When are these paradigms preferred?

  • Graphical user interfaces, real‑time systems, and web applications – event‑driven.
  • Data‑query tasks, configuration files, and UI layout – declarative.

20.5 Comparison of the Four Paradigms

Aspect Object‑Oriented Procedural Functional Event‑Driven / Declarative
Primary abstraction Objects (state + behaviour) Procedures / functions Pure functions & immutable data Events & callbacks / statements of *what* to achieve
Data handling Encapsulated, access‑controlled Variables with global or block scope Immutable values Data supplied by external sources (e.g., UI events)
Reuse mechanism Inheritance, composition, interfaces Modular functions, libraries Higher‑order functions, function composition Reusable event handlers, declarative templates
Polymorphism Method overriding / overloading None (except via function pointers) Function composition, first‑class functions Multiple handlers can respond to the same event type
Typical use‑cases Large, evolving systems; GUI applications; simulations Simple scripts, system utilities, low‑level code Mathematical modelling, data transformation, concurrent processing User‑interface programs, web front‑ends, configuration‑driven systems

20.6 Quick Revision Checklist (All Paradigms)

  • Define each paradigm and list its main characteristics.
  • Write a short code fragment that demonstrates the key idea:
    • Class with inheritance (OO)
    • Function with parameters and return value (Procedural)
    • Pure recursive function or map (Functional)
    • Event handler or declarative statement (Event‑driven/Declarative)
  • State one advantage and one disadvantage for each paradigm.
  • Identify situations where one paradigm is preferable to the others.
  • Recall the syntax for exception handling and file I/O – these are often combined with OO examples in Paper 4.

Action‑Oriented Review Checklist (Syllabus Audit)
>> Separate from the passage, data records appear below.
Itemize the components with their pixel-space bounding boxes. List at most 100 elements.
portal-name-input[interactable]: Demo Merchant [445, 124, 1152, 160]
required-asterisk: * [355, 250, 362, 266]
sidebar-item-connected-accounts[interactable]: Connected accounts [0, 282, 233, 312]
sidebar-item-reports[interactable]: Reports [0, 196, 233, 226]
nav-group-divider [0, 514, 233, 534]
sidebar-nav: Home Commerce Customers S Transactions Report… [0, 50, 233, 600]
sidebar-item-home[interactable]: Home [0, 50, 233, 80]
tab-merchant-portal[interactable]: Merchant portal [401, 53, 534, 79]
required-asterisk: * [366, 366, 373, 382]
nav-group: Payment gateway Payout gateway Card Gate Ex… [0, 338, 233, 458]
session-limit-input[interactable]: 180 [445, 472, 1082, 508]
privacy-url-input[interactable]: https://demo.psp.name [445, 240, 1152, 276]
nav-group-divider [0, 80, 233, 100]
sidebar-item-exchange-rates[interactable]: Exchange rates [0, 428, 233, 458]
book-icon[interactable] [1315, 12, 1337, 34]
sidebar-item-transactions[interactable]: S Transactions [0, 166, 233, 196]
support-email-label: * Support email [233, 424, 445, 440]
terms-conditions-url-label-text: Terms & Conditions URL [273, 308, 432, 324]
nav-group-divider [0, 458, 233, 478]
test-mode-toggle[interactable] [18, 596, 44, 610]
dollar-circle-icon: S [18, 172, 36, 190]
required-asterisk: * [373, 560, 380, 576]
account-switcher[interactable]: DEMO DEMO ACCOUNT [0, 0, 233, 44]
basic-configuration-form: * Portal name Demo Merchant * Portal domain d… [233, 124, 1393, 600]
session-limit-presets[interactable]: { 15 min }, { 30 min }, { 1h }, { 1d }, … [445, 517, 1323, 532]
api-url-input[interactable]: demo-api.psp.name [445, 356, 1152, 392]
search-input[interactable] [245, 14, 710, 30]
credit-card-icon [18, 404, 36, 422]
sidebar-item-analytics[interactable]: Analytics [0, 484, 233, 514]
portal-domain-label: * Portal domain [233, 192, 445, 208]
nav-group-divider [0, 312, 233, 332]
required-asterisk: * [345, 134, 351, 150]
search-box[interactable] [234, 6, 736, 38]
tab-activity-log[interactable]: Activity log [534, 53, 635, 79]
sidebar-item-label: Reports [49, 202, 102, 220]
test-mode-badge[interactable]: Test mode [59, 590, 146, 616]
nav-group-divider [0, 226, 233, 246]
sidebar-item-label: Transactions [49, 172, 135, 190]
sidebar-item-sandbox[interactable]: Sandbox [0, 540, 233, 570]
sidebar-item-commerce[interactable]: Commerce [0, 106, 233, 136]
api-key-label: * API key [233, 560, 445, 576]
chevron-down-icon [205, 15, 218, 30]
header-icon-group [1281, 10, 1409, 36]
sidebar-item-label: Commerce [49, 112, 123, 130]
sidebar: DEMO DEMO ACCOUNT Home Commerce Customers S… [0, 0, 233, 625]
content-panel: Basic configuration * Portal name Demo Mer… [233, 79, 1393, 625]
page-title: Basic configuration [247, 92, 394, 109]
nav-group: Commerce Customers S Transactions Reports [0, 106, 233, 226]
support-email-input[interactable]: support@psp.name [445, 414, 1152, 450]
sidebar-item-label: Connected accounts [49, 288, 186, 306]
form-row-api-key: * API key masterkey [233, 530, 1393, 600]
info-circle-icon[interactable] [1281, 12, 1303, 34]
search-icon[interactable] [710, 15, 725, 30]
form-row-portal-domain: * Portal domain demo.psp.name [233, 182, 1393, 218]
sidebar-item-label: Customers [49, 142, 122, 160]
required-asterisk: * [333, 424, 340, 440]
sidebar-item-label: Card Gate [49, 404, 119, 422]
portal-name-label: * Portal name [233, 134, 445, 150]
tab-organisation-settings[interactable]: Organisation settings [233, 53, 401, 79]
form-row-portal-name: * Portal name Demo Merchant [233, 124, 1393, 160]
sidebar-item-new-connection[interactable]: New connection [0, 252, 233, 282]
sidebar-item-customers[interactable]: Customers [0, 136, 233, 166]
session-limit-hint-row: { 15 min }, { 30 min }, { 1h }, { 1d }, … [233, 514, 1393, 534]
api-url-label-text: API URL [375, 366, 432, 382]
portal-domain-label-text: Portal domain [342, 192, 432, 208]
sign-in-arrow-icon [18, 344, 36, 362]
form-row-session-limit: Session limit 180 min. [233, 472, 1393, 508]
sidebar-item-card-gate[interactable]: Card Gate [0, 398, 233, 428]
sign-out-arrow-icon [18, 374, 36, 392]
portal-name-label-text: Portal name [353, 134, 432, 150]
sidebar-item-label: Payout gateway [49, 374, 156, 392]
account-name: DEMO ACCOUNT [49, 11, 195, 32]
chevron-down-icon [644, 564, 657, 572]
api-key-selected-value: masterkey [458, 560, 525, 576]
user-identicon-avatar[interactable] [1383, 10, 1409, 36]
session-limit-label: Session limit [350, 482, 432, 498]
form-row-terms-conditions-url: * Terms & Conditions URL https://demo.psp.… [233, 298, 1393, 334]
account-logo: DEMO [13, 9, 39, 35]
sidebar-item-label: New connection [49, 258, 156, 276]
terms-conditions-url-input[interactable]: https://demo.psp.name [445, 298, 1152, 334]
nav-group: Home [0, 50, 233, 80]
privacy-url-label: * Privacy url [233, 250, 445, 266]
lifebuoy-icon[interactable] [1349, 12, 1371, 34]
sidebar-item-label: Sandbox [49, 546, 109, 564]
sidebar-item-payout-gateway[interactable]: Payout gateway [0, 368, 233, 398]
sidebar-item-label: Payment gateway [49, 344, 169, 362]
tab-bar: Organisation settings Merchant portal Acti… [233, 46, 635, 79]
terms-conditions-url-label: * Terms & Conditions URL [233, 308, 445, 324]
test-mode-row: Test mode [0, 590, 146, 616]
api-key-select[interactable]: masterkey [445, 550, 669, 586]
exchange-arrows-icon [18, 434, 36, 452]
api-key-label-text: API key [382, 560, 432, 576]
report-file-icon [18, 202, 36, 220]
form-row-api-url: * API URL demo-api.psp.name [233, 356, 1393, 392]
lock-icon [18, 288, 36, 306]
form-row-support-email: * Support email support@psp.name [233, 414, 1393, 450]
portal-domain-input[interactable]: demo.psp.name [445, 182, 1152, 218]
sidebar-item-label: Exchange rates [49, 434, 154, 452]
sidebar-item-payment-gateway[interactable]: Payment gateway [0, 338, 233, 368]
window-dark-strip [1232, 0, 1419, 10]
Syllabus Domain What to Verify in the Notes Typical Gaps & How to Fix Them
1. Information Representation (binary, BCD, ASCII/Unicode, hexadecimal, two’s‑/one’s‑complement, overflow) • All number‑base conversions illustrated with worked examples.
• Binary arithmetic shown step‑by‑step.
• ASCII/Unicode discussion includes why code‑points matter.
*Missing overflow examples* → add a short table showing what happens when an 8‑bit addition exceeds 255.
*No BCD* → insert a real‑world BCD use‑case (e.g., digital clocks) with a conversion example.
2. Multimedia (Graphics & Sound) & Compression • Bitmap vs. vector encoding, colour‑depth calculations, sampling‑rate impact on sound size.
• Lossy vs. loss‑less methods (RLE, JPEG, MP3) with justification scenarios.
*Only bitmap shown* → add a simple vector‑graphic diagram and note when vectors are preferred.
*Compression* → include a side‑by‑side file‑size table for a text, an image and an audio file before/after RLE and a lossy method.
3. Communication & Networks • LAN/WAN characteristics, topologies, client‑server vs. peer‑to‑peer, thin/thick client.
• Ethernet/CSMA‑CD, IP addressing (IPv4/IPv6, subnetting, public vs. private, static vs. dynamic), DNS, URL structure, cloud concepts.
*Subnetting omitted* → add a simple subnet mask calculation (e.g., /24 to 255.255.255.0).
*Cloud* → give a concrete example contrasting SaaS with IaaS.
4. Hardware & Logic • CPU Von‑Neumann model, registers (PC, MAR, MDR, ACC, IX), ALU, CU, clock, bus types, fetch‑execute cycle, interrupts.
• Logic gates (AND, OR, NOT, NAND, NOR, XOR) truth tables, circuit construction, Boolean algebra, Karnaugh maps, flip‑flops, half/full adders.
*Interrupts rarely covered* → insert a diagram of an interrupt service routine flow.
*K‑maps* → provide a 2‑variable example to illustrate minimisation.
5. Processor Fundamentals • Assembly language concepts, addressing modes, two‑pass assembler, sample instruction set, bit‑shifts, masking, simple programs traced step‑wise. *Addressing‑mode table missing* → add a concise table (immediate, direct, indirect, indexed, relative) with a Python‑style pseudo‑code illustration.
6. System Software • OS purposes, management tasks (memory, file, process, I/O), security basics, virtualisation, utility software. *No mention of virtual machines* → insert a brief note on how a JVM exemplifies OS‑level abstraction.